A Southern Research scientist’s early-stage work on potential new therapies for amyotrophic lateral sclerosis, or ALS, is getting a push thanks to a grant that will speed the project.
Rita Cowell, Ph.D., Fellow and Chair of the Neuroscience Department in Southern Research’s Drug Discovery division, is studying compounds that in lab tests have prevented the neuronal loss that is a hallmark of ALS, a devastating condition characterized by muscle atrophy and paralysis.
The Alabama Power Foundation grant will permit her to accelerate her research into these compounds and to gather the extensive scientific data needed to apply for substantial federal funding opportunities.
“In this internal project, we’re actually working on two areas of ALS research,” Cowell said. “One is related to drug discovery, and the other focuses on understanding the biology of this debilitating disease.

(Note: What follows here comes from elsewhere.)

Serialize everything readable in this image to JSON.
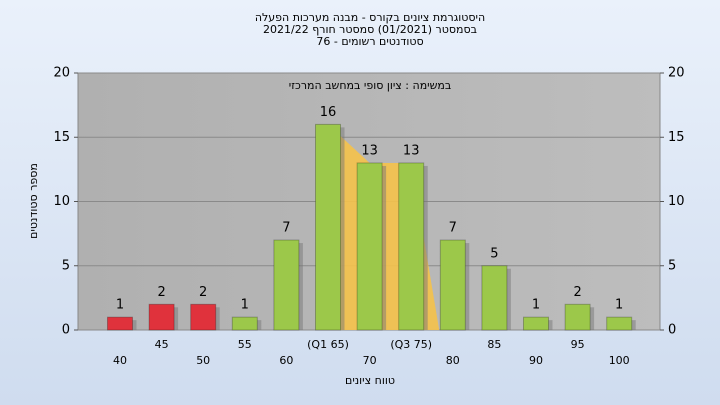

“We don’t have additional resources to devote to this work, so this grant allows us to expand our studies, which have a lot of potential.”
ALS is a progressive neurodegenerative disease that affects nerve cells in the brain and the spinal cord, killing motor neurons in the body that control movement. It’s sometimes called “Lou Gehrig’s disease,” after the baseball great from the 1930s.
The ALS Association says the condition, which usually strikes people between the ages of 40 and 70, affects at least 16,000 Americans at any given time. The average life expectancy of an ALS patient is two to five years from the time of diagnosis, the group says.
Cowell said there are only two FDA-approved drugs to combat the disease, and while these medicines have been shown to slow the progression of ALS, they don’t help some patients at all. That leaves them with no treatment option.
“There is a desperate need for new drugs for ALS,” she said.
Myla Calhoun, President of the Alabama Power Foundation, said the grant provided to Cowell’s team can help to deepen the understanding of this devastating disease and contribute momentum to promising drug discovery efforts.
“Health and Human Services is one of the five focus areas of the Foundation and we hope this grant will help position our state as a leader in medical research and development,” said Calhoun. “Southern Research is uniquely positioned to make progress in this area, and our grant will allow its Drug Discovery team to continue moving therapies closer to patients in need. “
Cell death trigger
Working in Southern Research labs, scientists have identified compounds that have the potential to counteract the cell death that is a central feature of ALS. This neuronal loss is tied to an overabundance of what is called “reactive oxygen species,” or ROS, a stress response that leads to cell death.
“Certain cells, like the motor neurons that are lost in ALS, have been shown to be sensitive to this stress response over time,” Cowell said. “The compounds we have identified could boost the ability of these neurons to counteract the stress response and protect them from cell death.”
To move the project forward, Cowell’s team will conduct key tests of the compounds in a series of cell-based assays to gauge how the chemicals work against ALS. The data could provide a pathway to government or commercial funding for tests in mouse models of ALS and eventually Phase I clinical trials.
“This drug discovery research is in its very early stages, so we don’t expect to have a lead compound in a clinical trial after one year of funding,” Cowell said. “But the grant from the Alabama Power Foundation will help us move toward our long-term goals of discovering new approaches and therapeutics to treat ALS.”
Cowell’s team in Southern Research’s Neuroscience Department focuses on the mechanistic underpinnings of why people develop neurological diseases and disorders such as Alzheimer’s, Parkinson’s, ALS, schizophrenia and depression.